Including these methods of fucking, the Jews authored a book known today as Deuteronomy, in which all things akin to railing your best friend’s wife’s cousin’s mentor’s other pupil’s sister’s brother’s teacher’s cousins’ husband’s other best friend’s pastor’s dog’s second owner were given particular rules like, “DON’T FUCK THEM IF YOU’RE HAVING A GOOD TIME!”
Though, as the sun was setting on the Jewish culture, never to be thought of or spoken of again… rising from the ashes of Jericho came perhaps the single-most dastardly element in the history of fucking: Christianity. Next time, we’ll bitch about how stupid Christians are for a) waiting until marriage to have sex, b) banning oral sex and anal sex, and c) wasting their only existence blindly following Ghostdad.
Until then, I’ll end with these:
Fun Fucking Facts (Part I)
- The World’s first dildo was carved out of limestone and found near the Rhine River in Germany, proving to modern archaeologists that even German cavemen couldn’t please their women.
- It is a commonly held assumption that Cleopatra was actually the world’s first swallower. Hence her power… and why Marc Anthony would die for a nutty bitch like her.

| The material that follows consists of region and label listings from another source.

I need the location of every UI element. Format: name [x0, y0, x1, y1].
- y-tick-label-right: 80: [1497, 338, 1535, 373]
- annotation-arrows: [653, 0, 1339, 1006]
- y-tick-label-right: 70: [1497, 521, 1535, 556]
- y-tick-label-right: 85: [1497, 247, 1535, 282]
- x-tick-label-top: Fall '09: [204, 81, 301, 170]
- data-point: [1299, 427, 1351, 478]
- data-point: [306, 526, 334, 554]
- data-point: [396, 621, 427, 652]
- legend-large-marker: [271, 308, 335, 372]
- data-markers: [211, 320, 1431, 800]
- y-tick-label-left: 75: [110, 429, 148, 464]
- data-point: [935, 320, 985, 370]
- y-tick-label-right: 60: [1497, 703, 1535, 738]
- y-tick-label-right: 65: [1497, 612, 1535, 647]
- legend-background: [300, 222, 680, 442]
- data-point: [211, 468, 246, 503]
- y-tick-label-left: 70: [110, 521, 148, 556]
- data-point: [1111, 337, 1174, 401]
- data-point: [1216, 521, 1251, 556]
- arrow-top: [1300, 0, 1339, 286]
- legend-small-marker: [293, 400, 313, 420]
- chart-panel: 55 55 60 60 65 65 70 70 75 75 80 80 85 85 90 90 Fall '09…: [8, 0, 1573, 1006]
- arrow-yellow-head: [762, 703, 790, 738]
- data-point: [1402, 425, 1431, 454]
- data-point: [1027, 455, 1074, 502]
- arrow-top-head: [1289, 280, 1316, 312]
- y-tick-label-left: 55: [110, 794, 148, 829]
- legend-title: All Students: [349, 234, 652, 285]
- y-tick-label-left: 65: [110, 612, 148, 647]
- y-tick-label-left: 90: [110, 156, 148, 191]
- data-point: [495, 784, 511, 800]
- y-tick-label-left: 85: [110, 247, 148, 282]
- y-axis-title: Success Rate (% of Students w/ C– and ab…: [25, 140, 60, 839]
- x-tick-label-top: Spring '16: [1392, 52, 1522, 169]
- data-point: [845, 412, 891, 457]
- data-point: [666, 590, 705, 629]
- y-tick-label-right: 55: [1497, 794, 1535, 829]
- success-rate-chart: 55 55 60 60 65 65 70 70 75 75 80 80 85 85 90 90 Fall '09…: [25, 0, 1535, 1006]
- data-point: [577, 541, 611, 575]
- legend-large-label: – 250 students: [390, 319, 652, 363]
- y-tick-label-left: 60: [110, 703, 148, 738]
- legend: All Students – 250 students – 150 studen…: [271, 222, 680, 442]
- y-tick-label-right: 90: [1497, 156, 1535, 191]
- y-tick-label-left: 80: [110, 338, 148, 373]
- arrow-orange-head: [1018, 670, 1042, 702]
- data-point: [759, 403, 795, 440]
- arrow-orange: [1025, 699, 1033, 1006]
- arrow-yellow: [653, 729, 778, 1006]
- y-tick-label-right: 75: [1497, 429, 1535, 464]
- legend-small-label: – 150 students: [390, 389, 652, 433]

- Mankind’s first douche was invented shortly after the pull-out method proved to be counterproductive. This crude device involved a mob of friends, a very primitive siphon, and lots and lots of volcanic magma.
- Mankind’s first birth control came shortly after all of the women got first degree burns on their ovaries and couldn’t produce children. Developed during the Xing Dynasty, this, by modern standards, would be considered your basic rubber-like condom… only with 18 little ninja stars wrapped around it.
- The Greek epic poet Homer is quoted as saying that Helen of Troy’s clit was “so long, you could hang a toga from it.”
- That new movie 300 sucked. If you liked it, you’re probably too stupid to have sex.
And that’s allllllllll (for this week, that is).